Electricity shortage has limited impact on cement market prices in East China

Since April, there has been a rare off-season “electricity shortage” phenomenon in the eastern coastal areas, and power-consumption and electricity-receiving measures have been adopted in various places. This has also led most cement industry professionals to expect higher cement prices in East China.

However, from the tracking of the situation in the past two months, prices in most provinces have remained stable, and prices in Jiangxi and Fujian provinces have only risen. According to statistics, from April to May, the cement prices in Jiangxi and Fujian provinces were directly or indirectly affected by the “electricity shortage”. The cumulative increase was 80 yuan/ton, and the current market price was 480-520 yuan/ton, which was higher after the increase. The price was basically the same as Jiangsu, Zhejiang and Shanghai, and it met the previous judgment.

Although power cuts have not been able to continue to push the price of cement in East China sharply higher, they have enabled companies to maintain more reasonable inventory levels. According to the survey, the stocks of cement and clinker in East China are currently low, which is basically around 60%, and some big companies are even less than 50%. As a rule, the price of cement stocks below 50% should have been raised, but the dominant companies have chosen to stabilize prices.

Industry analysts believe that the first consideration is the entry of foreign clinker. Taking Jiangsu Province as an example, more than a dozen companies in Jiangsu Province suspended electricity in April, and the output of clinker was 4.25 million tons, which was 2 million tons less than the same period of last year, and cement output was 15 million tons, which was the same as last year. In other words, the supply of clinker in Jiangsu Province was reduced by 2 million tons under the kiln shutdown situation of the leading enterprises, and the cement price was successfully maintained. However, the actual usage of clinker was not reduced, but was only supplemented by imported clinker. Therefore, it is not worthwhile for companies to pursue high prices and reduce production.

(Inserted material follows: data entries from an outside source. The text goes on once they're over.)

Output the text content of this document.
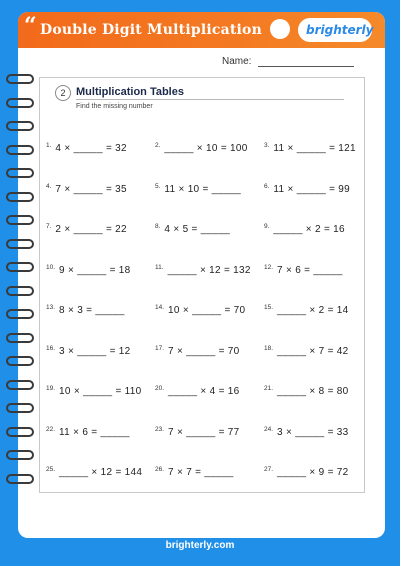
“ Double Digit Multiplication	brighterly
Name:
2 Multiplication Tables
Find the missing number
$^{1.}$ 4 × _____ = 32	$^{2.}$ _____ × 10 = 100	$^{3.}$ 11 × _____ = 121
$^{4.}$ 7 × _____ = 35	$^{5.}$ 11 × 10 = _____	$^{6.}$ 11 × _____ = 99
$^{7.}$ 2 × _____ = 22	$^{8.}$ 4 × 5 = _____	$^{9.}$ _____ × 2 = 16
$^{10.}$ 9 × _____ = 18	$^{11.}$ _____ × 12 = 132 $^{12.}$ 7 × 6 = _____
$^{13.}$ 8 × 3 = _____	$^{14.}$ 10 × _____ = 70	$^{15.}$ _____ × 2 = 14
$^{16.}$ 3 × _____ = 12	$^{17.}$ 7 × _____ = 70	$^{18.}$ _____ × 7 = 42
$^{19.}$ 10 × _____ = 110 $^{20.}$ _____ × 4 = 16	$^{21.}$ _____ × 8 = 80
$^{22.}$ 11 × 6 = _____	$^{23.}$ 7 × _____ = 77	$^{24.}$ 3 × _____ = 33
$^{25.}$ _____ × 12 = 144 $^{26.}$ 7 × 7 = _____	$^{27.}$ _____ × 9 = 72
brighterly.com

Second, in the second half of the year, some production capacity will be released in central China. At this stage, the price stability will be more ideal, and it will also provide space for the release of new production capacity.

Third, the current price has reached the goal of many companies.

On the whole, the performance of cement prices in East China after the first half of the season was still very prominent. According to industry analysts, in the coming months, with the peak of summer electricity consumption, the use of electricity by cement companies is limited, but the impact on the price of cement in East China will remain limited. June-July is an off-season demand for cement. During this period, the supply and demand of cement in the region will be simultaneously reduced and basically balanced. In addition, taking into account the effects of macro-control policies, the cement demand in the 3rd and 4th quarters may have uncertain decline. In the second half of the year, the East China region will face even more severe challenges. It is very optimistic that prices will rise sharply and are unlikely to continue to maintain stability.